Lizzie Deignan talks about the importance of the prize money and coverage parity of the Women's Tour

'Hello, I got a missed call from this number.'

'Yes, it’s Lizzie Deignan,' says the voice of the 2015 World Road Race Champion. I don’t know why I’m surprised; I was told by her people she’d try to call.

The Boels Dolmans star is talking to Cyclist from a train after the announcement this year’s Ovo Energy Women’s Tour will finally offer the same prize money - €90,000 in total – as the men’s event.

Lizzie was swamped with interviews at the launch in Parliament, so she’s squeezing in a phoner before her flight back to her home in Monaco. I’m hoping to get my questions in before the signal goes.

'I think it’s more than a gesture,' says Deignan, of the prize money. 'Sometimes with equal prize pots it can be that the big money is the story; it’s more than that.

'The fact they have done that means they have equalled the field for the men’s and women’s winners.'

Deignan sees this parity as a turning point for the sport. 'I think we are at a point now where there’s no room for excuses any more - people just don’t believe them anymore.

'The sport is moving forward and it can’t go back now.'

Ovo Energy’s CEO, Chris Houghton, said at the launch he couldn’t with good conscience explain to his two daughters why professional women bike racers earned less than their male counterparts. The extra €55,000 from Ovo more than doubled the women’s prize pot from €35,000.

Many see the Women’s Tour as a world leader in women’s pro racing, but in January it was pipped to the post in pay parity when the Tour Down Under announced equal prize money. Perhaps more will follow their lead.

Deignan believes Ovo’s investment has helped boost TV coverage, which she describes as 'massive, because the platform for fans is crucial.

'For me the point is that we need to put across how exciting it is as a sport, and personally, riding for Boels Dolmans, we’re an aggressive, tactical team, and to be able to actually showcase that on television is massively important,' she says.

This year Eurosport and ITV will run hour long highlights the evening of each day’s racing, with repeats the following day.

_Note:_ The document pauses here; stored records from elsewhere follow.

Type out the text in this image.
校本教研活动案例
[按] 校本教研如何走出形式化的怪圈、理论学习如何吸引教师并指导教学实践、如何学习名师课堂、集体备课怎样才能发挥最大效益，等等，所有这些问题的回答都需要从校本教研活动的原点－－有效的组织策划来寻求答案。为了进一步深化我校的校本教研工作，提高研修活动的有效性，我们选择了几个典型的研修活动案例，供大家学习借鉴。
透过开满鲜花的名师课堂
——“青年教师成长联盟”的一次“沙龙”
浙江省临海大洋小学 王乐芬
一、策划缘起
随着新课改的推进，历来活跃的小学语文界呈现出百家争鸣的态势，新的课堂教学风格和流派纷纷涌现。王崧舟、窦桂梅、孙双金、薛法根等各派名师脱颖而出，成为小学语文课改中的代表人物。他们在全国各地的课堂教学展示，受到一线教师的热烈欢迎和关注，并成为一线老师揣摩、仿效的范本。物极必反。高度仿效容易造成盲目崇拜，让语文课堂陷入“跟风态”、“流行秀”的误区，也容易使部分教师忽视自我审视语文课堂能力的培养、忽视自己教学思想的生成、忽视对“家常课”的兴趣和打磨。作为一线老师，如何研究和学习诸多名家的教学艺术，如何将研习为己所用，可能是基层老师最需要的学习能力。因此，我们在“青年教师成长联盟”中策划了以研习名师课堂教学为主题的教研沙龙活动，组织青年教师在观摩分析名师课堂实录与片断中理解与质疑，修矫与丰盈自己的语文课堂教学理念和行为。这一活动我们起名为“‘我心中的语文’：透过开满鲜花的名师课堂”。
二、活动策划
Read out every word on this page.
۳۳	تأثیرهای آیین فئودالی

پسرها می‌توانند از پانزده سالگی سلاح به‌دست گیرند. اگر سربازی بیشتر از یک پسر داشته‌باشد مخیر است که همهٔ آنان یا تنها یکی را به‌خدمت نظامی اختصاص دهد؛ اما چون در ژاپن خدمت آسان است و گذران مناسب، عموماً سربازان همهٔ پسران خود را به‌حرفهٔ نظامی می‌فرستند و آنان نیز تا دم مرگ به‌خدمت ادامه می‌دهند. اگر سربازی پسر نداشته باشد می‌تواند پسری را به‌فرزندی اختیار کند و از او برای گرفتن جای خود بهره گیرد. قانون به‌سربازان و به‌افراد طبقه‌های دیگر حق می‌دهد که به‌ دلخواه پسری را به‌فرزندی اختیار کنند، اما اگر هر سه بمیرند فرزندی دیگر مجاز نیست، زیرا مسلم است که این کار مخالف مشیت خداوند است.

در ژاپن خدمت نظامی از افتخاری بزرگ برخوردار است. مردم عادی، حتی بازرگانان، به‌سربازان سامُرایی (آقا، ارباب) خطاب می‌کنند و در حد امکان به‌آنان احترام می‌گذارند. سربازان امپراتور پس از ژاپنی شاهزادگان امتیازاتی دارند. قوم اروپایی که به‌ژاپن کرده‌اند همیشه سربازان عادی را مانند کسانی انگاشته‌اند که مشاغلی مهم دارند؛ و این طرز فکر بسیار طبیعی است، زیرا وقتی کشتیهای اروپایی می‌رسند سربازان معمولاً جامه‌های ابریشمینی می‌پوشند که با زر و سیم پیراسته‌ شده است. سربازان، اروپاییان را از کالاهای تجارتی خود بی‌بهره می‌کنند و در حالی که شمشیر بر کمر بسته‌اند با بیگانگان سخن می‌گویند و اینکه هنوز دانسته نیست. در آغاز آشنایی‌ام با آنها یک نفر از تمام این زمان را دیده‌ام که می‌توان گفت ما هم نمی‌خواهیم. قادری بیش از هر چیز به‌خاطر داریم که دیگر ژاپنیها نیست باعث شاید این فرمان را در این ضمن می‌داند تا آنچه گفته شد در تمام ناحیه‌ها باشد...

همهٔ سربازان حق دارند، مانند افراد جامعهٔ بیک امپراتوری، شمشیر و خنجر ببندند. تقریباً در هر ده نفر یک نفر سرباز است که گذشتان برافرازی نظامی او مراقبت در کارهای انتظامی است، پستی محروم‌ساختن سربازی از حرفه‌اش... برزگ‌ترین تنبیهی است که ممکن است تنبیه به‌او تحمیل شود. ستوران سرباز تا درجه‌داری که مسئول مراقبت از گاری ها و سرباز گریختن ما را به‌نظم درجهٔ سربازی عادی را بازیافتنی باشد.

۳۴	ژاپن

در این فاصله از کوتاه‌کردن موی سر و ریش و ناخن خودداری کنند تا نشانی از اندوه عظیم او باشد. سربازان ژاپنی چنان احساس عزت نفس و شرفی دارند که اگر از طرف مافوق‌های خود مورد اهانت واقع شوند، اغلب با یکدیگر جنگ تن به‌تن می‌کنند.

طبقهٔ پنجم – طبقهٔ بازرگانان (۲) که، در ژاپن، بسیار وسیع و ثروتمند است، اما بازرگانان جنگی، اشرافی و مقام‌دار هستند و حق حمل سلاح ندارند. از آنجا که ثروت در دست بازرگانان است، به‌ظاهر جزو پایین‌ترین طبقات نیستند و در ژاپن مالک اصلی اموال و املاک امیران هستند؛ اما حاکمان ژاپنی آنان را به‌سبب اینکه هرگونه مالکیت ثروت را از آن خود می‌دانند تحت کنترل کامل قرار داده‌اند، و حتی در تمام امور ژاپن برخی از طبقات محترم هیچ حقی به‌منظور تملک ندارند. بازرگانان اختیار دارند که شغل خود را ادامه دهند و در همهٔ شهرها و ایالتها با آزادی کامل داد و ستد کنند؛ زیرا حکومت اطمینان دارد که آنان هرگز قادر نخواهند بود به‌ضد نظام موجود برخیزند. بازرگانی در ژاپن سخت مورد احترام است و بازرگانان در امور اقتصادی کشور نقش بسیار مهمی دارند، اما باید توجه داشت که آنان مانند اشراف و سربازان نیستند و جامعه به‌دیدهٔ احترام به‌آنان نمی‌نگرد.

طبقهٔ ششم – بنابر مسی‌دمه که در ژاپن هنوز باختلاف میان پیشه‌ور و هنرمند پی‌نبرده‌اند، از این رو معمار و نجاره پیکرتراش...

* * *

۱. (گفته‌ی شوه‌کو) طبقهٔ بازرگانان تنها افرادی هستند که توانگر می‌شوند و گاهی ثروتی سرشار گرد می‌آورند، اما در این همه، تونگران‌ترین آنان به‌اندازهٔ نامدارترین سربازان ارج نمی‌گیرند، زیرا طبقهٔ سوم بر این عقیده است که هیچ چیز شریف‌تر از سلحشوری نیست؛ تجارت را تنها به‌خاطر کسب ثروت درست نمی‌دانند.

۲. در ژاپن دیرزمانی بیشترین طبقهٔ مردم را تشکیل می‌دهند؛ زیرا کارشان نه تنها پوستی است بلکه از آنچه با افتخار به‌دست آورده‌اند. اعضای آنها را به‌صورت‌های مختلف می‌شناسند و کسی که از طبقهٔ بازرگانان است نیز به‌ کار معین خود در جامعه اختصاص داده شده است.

In previous years highlights have either been shown very late in the evening, at variable times, or on fewer channels, making it harder for fans to follow.

Like Emma Pooley, Deignan was inspired watching British Olympic Heptathlete, Denise Lewis, on TV, long before women’s cycling was televised.

'I think it’s really important as a young girl that you see professional sport for women. Growing up I didn’t really see it.

'I’d never seen Nicole Cooke. You can be what you see and that’s the whole point.'

It’s encouraging that a young female athlete starting out in cycling today has far more options than Lizzie did.

'The amount of teams that are running a professional programme has improved, particularly domestically, providing a pathway for talented British riders who can get access to WorldTour races. When I started, that wasn’t possible,' she says.

Like many pro women riders, she hopes these changes will send the message to young girls that women don’t need to be second to men in sport.

'My niece is six years old, and she used to say when she was at men’s cycling events, "where’s Lizzie?"

'She couldn’t understand the concept of there not being a race for me, and now she’s at the Women’s Tour, saying "where are the men?" and that’s great.'

Race organisers still need to up their game, though, sometimes on the most basic of details. Deignan was critical of La Course last year, after organisers failed to provide adequate facilities for the women’s Time Trial in Marseilles including, incredibly, toilets.

'I think La Course is a great event but the stage in Marseilles was very much an experiment and from an athlete’s point of view it just didn’t work; there were no facilities, there were no toilets for women, the only toilets we found were locked.

'When you’re preparing for a time trial in 30 degrees heat you need to hydrate and you need to go to the toilet. I got that they were pushing the boundaries and testing what works but there has to be a certain [standard].'

Though she’s racing this year’s Women’s Tour, Lizzie doesn’t yet know which Classics she will tackle – that’s decided by the team based on form nearer the time.

Both the World Road Race Championships course and the Women’s Tour course feature the most climbing the events have seen in years – great for a rider like Deignan.